Réalisateur : Hong Sang-soo
Acteurs : Ha Seong-guk, Yoon So-yi, Kwon Hae-hyo,...
Distributeur : Arizona Distribution
Genre : Drame.
Nationalité : Sud-coréen.
Durée : 1h48min

Synopsis :
Donghwa, un jeune poète de Séoul, conduit sa petite amie Junhee chez ses parents, aux alentours d’Icheon. Émerveillé par la beauté de leur maison nichée dans un jardin vallonné, il y rencontre son père qui l’invite à rester. Au cours d’une journée et d’une nuit, il fait la connaissance de toute la famille et la nature de chacun se révèle.





L'affirmation est facile, peut-être vulgaire d'une certaine manière, mais gageons qu'il n'y a pas de cinéma comme celui de l'orfèvre sud-coréen Hong Sang-soo, qui repose de manière aussi obsessionnelle sur la réitération insistante de situations, de rôles, de personnages, de schémas narratifs presque similaires (puisque marqués par d'infimes nuances/variations essentielles); dite formule qui d'une manière assez miraculeuse, ne s'étiole pas de film en film, n'éreinte jamais son auditoire.
Un miracle donc, où la preuve irréfutable d'une maestria sans nulle pareille.

Si les réunions Berlinoises et Cannoises ne seraient rien - où presque - sans leur dose " Sang-sooienne " régulière, il est obligé d'admettre que les salles obscures ne s'en sortirait pas forcément mieux sans leur double, voire triple, séances annuelles (double cette année), selon les aléas de la distribution.

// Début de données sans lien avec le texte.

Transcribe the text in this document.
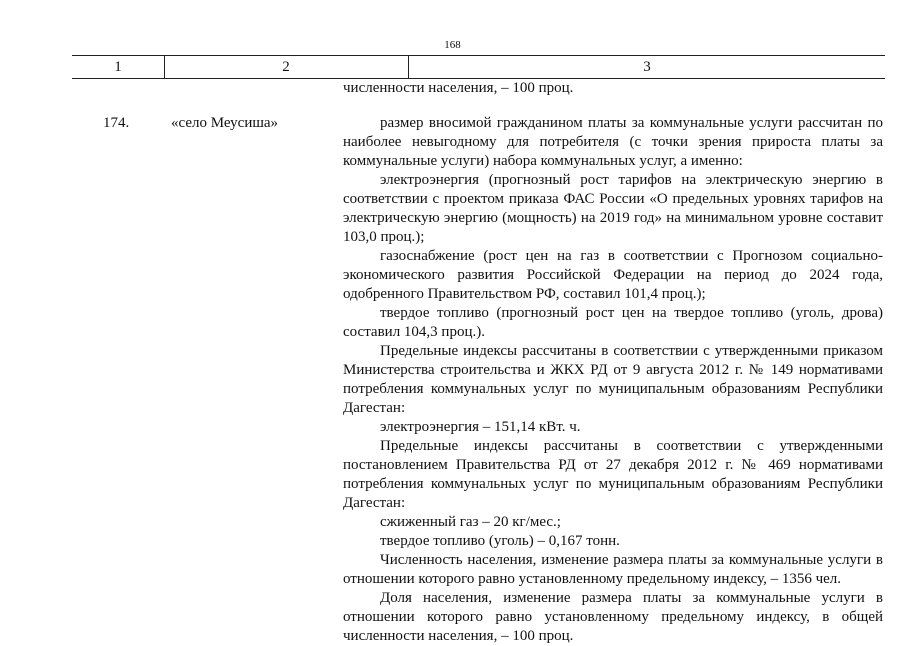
168
1	2	3
численности населения, – 100 проц.
174.	«село Меусиша»	размер вносимой гражданином платы за коммунальные услуги рассчитан по наиболее невыгодному для потребителя (с точки зрения прироста платы за коммунальные услуги) набора коммунальных услуг, а именно:

электроэнергия (прогнозный рост тарифов на электрическую энергию в соответствии с проектом приказа ФАС России «О предельных уровнях тарифов на электрическую энергию (мощность) на 2019 год» на минимальном уровне составит 103,0 проц.);

газоснабжение (рост цен на газ в соответствии с Прогнозом социально-экономического развития Российской Федерации на период до 2024 года, одобренного Правительством РФ, составил 101,4 проц.);

твердое топливо (прогнозный рост цен на твердое топливо (уголь, дрова) составил 104,3 проц.).

Предельные индексы рассчитаны в соответствии с утвержденными приказом Министерства строительства и ЖКХ РД от 9 августа 2012 г. № 149 нормативами потребления коммунальных услуг по муниципальным образованиям Республики Дагестан:

электроэнергия – 151,14 кВт. ч.

Предельные индексы рассчитаны в соответствии с утвержденными постановлением Правительства РД от 27 декабря 2012 г. № 469 нормативами потребления коммунальных услуг по муниципальным образованиям Республики Дагестан:

сжиженный газ – 20 кг/мес.;

твердое топливо (уголь) – 0,167 тонн.

Численность населения, изменение размера платы за коммунальные услуги в отношении которого равно установленному предельному индексу, – 1356 чел.

Доля населения, изменение размера платы за коммунальные услуги в отношении которого равно установленному предельному индексу, в общей численности населения, – 100 проц.
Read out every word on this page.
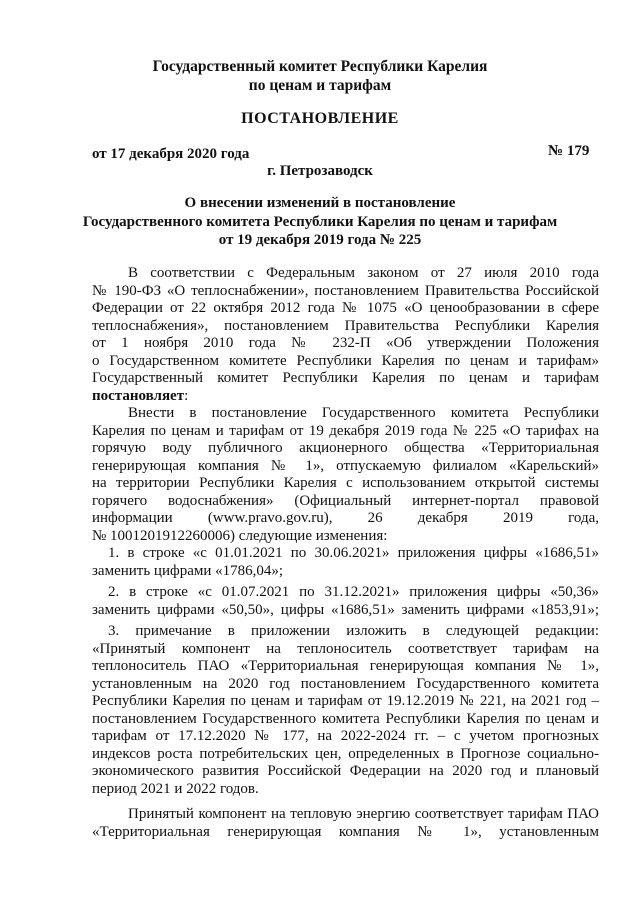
Государственный комитет Республики Карелия
по ценам и тарифам
ПОСТАНОВЛЕНИЕ
от 17 декабря 2020 года	№ 179
г. Петрозаводск
О внесении изменений в постановление
Государственного комитета Республики Карелия по ценам и тарифам
от 19 декабря 2019 года № 225
В соответствии с Федеральным законом от 27 июля 2010 года
№ 190-ФЗ «О теплоснабжении», постановлением Правительства Российской
Федерации от 22 октября 2012 года № 1075 «О ценообразовании в сфере
теплоснабжения», постановлением Правительства Республики Карелия
от 1 ноября 2010 года № 232-П «Об утверждении Положения
о Государственном комитете Республики Карелия по ценам и тарифам»
Государственный комитет Республики Карелия по ценам и тарифам
постановляет:
Внести в постановление Государственного комитета Республики
Карелия по ценам и тарифам от 19 декабря 2019 года № 225 «О тарифах на
горячую воду публичного акционерного общества «Территориальная
генерирующая компания № 1», отпускаемую филиалом «Карельский»
на территории Республики Карелия с использованием открытой системы
горячего водоснабжения» (Официальный интернет-портал правовой
информации (www.pravo.gov.ru), 26 декабря 2019 года,
№ 1001201912260006) следующие изменения:
1. в строке «с 01.01.2021 по 30.06.2021» приложения цифры «1686,51»
заменить цифрами «1786,04»;
2. в строке «с 01.07.2021 по 31.12.2021» приложения цифры «50,36»
заменить цифрами «50,50», цифры «1686,51» заменить цифрами «1853,91»;
3. примечание в приложении изложить в следующей редакции:
«Принятый компонент на теплоноситель соответствует тарифам на
теплоноситель ПАО «Территориальная генерирующая компания № 1»,
установленным на 2020 год постановлением Государственного комитета
Республики Карелия по ценам и тарифам от 19.12.2019 № 221, на 2021 год –
постановлением Государственного комитета Республики Карелия по ценам и
тарифам от 17.12.2020 № 177, на 2022-2024 гг. – с учетом прогнозных
индексов роста потребительских цен, определенных в Прогнозе социально-
экономического развития Российской Федерации на 2020 год и плановый
период 2021 и 2022 годов.
Принятый компонент на тепловую энергию соответствует тарифам ПАО
«Территориальная генерирующая компания № 1», установленным
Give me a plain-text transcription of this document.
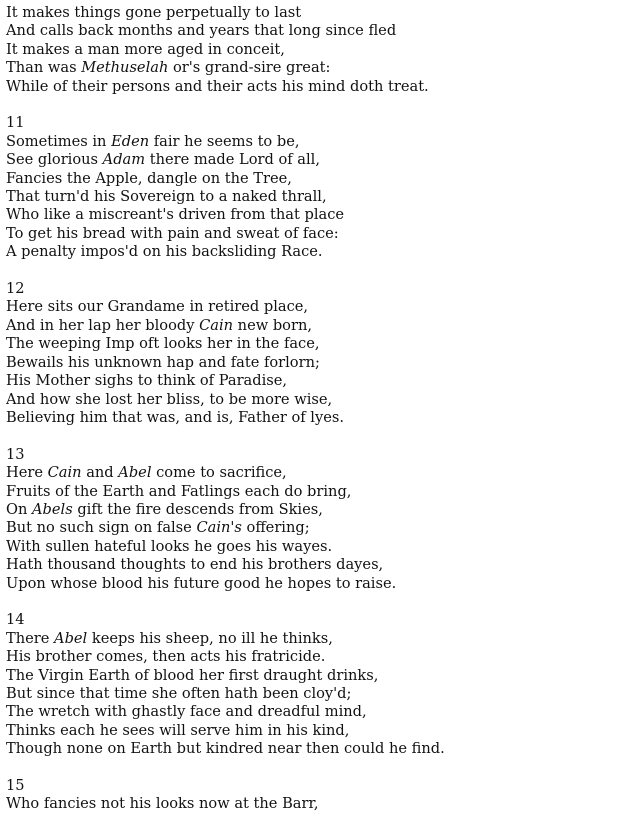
It makes things gone perpetually to last
And calls back months and years that long since fled
It makes a man more aged in conceit,
Than was Methuselah or's grand-sire great:
While of their persons and their acts his mind doth treat.
11
Sometimes in Eden fair he seems to be,
See glorious Adam there made Lord of all,
Fancies the Apple, dangle on the Tree,
That turn'd his Sovereign to a naked thrall,
Who like a miscreant's driven from that place
To get his bread with pain and sweat of face:
A penalty impos'd on his backsliding Race.
12
Here sits our Grandame in retired place,
And in her lap her bloody Cain new born,
The weeping Imp oft looks her in the face,
Bewails his unknown hap and fate forlorn;
His Mother sighs to think of Paradise,
And how she lost her bliss, to be more wise,
Believing him that was, and is, Father of lyes.
13
Here Cain and Abel come to sacrifice,
Fruits of the Earth and Fatlings each do bring,
On Abels gift the fire descends from Skies,
But no such sign on false Cain's offering;
With sullen hateful looks he goes his wayes.
Hath thousand thoughts to end his brothers dayes,
Upon whose blood his future good he hopes to raise.
14
There Abel keeps his sheep, no ill he thinks,
His brother comes, then acts his fratricide.
The Virgin Earth of blood her first draught drinks,
But since that time she often hath been cloy'd;
The wretch with ghastly face and dreadful mind,
Thinks each he sees will serve him in his kind,
Though none on Earth but kindred near then could he find.
15
Who fancies not his looks now at the Barr,
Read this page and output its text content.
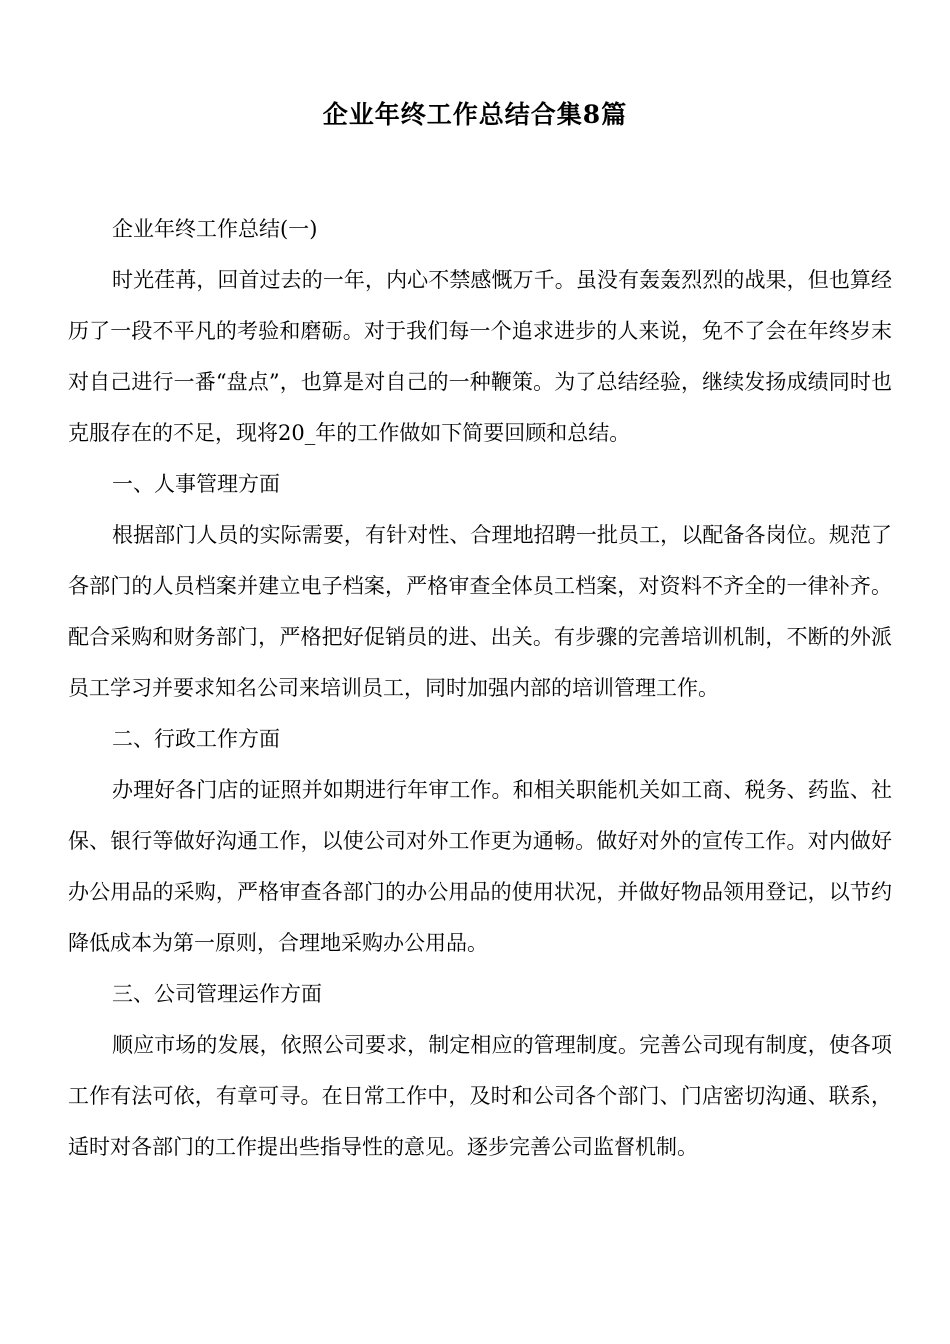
企业年终工作总结合集8篇

企业年终工作总结(一)

时光荏苒，回首过去的一年，内心不禁感慨万千。虽没有轰轰烈烈的战果，但也算经历了一段不平凡的考验和磨砺。对于我们每一个追求进步的人来说，免不了会在年终岁末对自己进行一番“盘点”，也算是对自己的一种鞭策。为了总结经验，继续发扬成绩同时也克服存在的不足，现将20_年的工作做如下简要回顾和总结。

一、人事管理方面

根据部门人员的实际需要，有针对性、合理地招聘一批员工，以配备各岗位。规范了各部门的人员档案并建立电子档案，严格审查全体员工档案，对资料不齐全的一律补齐。配合采购和财务部门，严格把好促销员的进、出关。有步骤的完善培训机制，不断的外派员工学习并要求知名公司来培训员工，同时加强内部的培训管理工作。

二、行政工作方面

办理好各门店的证照并如期进行年审工作。和相关职能机关如工商、税务、药监、社保、银行等做好沟通工作，以使公司对外工作更为通畅。做好对外的宣传工作。对内做好办公用品的采购，严格审查各部门的办公用品的使用状况，并做好物品领用登记，以节约降低成本为第一原则，合理地采购办公用品。

三、公司管理运作方面

顺应市场的发展，依照公司要求，制定相应的管理制度。完善公司现有制度，使各项工作有法可依，有章可寻。在日常工作中，及时和公司各个部门、门店密切沟通、联系，适时对各部门的工作提出些指导性的意见。逐步完善公司监督机制。
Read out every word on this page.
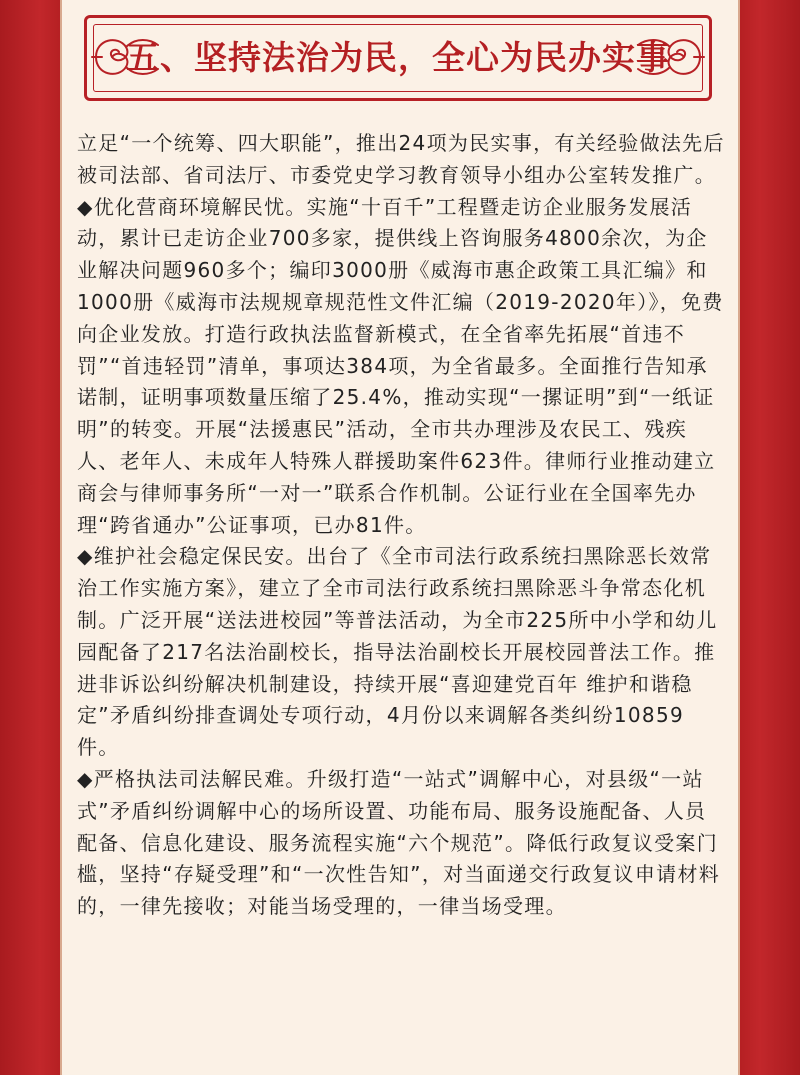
五、坚持法治为民，全心为民办实事

立足“一个统筹、四大职能”，推出24项为民实事，有关经验做法先后被司法部、省司法厅、市委党史学习教育领导小组办公室转发推广。

◆优化营商环境解民忧。实施“十百千”工程暨走访企业服务发展活动，累计已走访企业700多家，提供线上咨询服务4800余次，为企业解决问题960多个；编印3000册《威海市惠企政策工具汇编》和1000册《威海市法规规章规范性文件汇编（2019-2020年）》，免费向企业发放。打造行政执法监督新模式，在全省率先拓展“首违不罚”“首违轻罚”清单，事项达384项，为全省最多。全面推行告知承诺制，证明事项数量压缩了25.4%，推动实现“一摞证明”到“一纸证明”的转变。开展“法援惠民”活动，全市共办理涉及农民工、残疾人、老年人、未成年人特殊人群援助案件623件。律师行业推动建立商会与律师事务所“一对一”联系合作机制。公证行业在全国率先办理“跨省通办”公证事项，已办81件。

◆维护社会稳定保民安。出台了《全市司法行政系统扫黑除恶长效常治工作实施方案》，建立了全市司法行政系统扫黑除恶斗争常态化机制。广泛开展“送法进校园”等普法活动，为全市225所中小学和幼儿园配备了217名法治副校长，指导法治副校长开展校园普法工作。推进非诉讼纠纷解决机制建设，持续开展“喜迎建党百年 维护和谐稳定”矛盾纠纷排查调处专项行动，4月份以来调解各类纠纷10859件。

◆严格执法司法解民难。升级打造“一站式”调解中心，对县级“一站式”矛盾纠纷调解中心的场所设置、功能布局、服务设施配备、人员配备、信息化建设、服务流程实施“六个规范”。降低行政复议受案门槛，坚持“存疑受理”和“一次性告知”，对当面递交行政复议申请材料的，一律先接收；对能当场受理的，一律当场受理。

Copyright Jeonwonsa Film Co.

Passé le beau La Voyageuse avec notre Isabelle Huppert nationale en début d'année, drame poétique d'une modestie trompeuse frappe d'une pincée de nostalgie et de mélancolie baignant dans un shot de makgeolli, il nous revient en ces dernieres heures d'octobre avec Ce que cette nature te dit, odyssée fondamentalement existentielle dont l'écriture en apparence linéaire mais directe va une nouvelle fois de pair avec la (fausse) nonchalance de sa mise en scène savamment épurée, lui qui fait notre de la rencontre fragmentée et arrosée entre le naïf et gentil poète Donghwa (avatar évident du cinéaste) et la famille de sa petite-amie, Junhee.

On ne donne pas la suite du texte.